Whoomp, there it is. Donetsk’s Man-Who-Owns-Everything, Rinat Akhmetov, finally got off the fence and told some of the separatists to go kick rocks. He ejected them from the government buildings they were “occupying” in the oblast’s second-largest city, Mariupol, and sent his own private workers to start cleaning up so local public functions could resume.
The steel-and-coal magnate is #92 on the Forbes list of the world’s richest people, with a net worth of $12.2 billion. (The next-richest person in Ukraine is #548 and “only” has a net worth of $3.1 billion.)
It remains to be seen if he will take similar action against separatists in other cities of the Donetsk Oblast, such as the city of Donetsk itself. (There are allegations that some of the country’s other oligarchs may now be funding private pro-unity militias against the separatists.) The port city of Mariupol, on the Sea of Azov coast (see map below), was relatively removed from the center of the clashes between separatists and troops sent by Kiev.

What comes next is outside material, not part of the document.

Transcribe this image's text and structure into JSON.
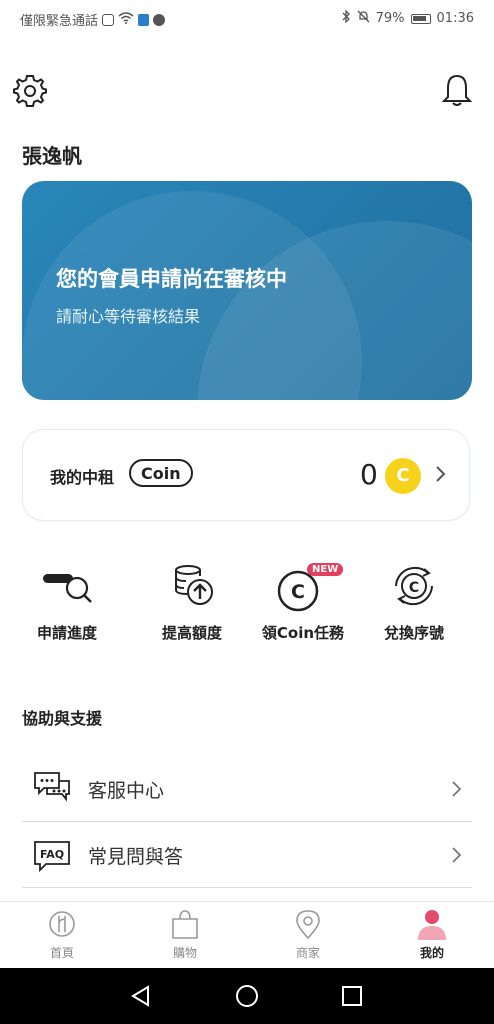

However, in a video statement, Akhmetov took a very firm stance against independence or annexation to Russia, while backing greater regional autonomy:
Until now, Akhmetov had been notable for his noncommittal stance during the turbulence that has for more than a month gripped the region that is home to his most lucrative industrial assets.
A video statement by the 47-year-old industrialist on Thursday made it clear that his loyalties are not so much with the Kiev government but with his native Donbass – territory that encompasses the Luhansk and Donetsk regions. He called for major constitutional reforms, while preserving a united Ukraine.
“This is when power goes from Kiev to the regions. This is when authorities are not appointed but elected. And this is when local authorities take responsibility for people’s real future,” he said.
Independence or absorption into Russia would spell economic catastrophe for the region, he added.
On a related note, the Russian Federation government is, in the words of English-language Russian state media outlet Russia Today, “in no rush to respond to Donetsk People’s Republic plea for accession.” They are moving far more slowly and cautiously in response to the controversial referendum this past week than they did with the one in Crimea, where they wrapped up the seceding region right into the Federation within days. Unlike in Crimea, Russia withdrew support for the eastern referenda before they took place.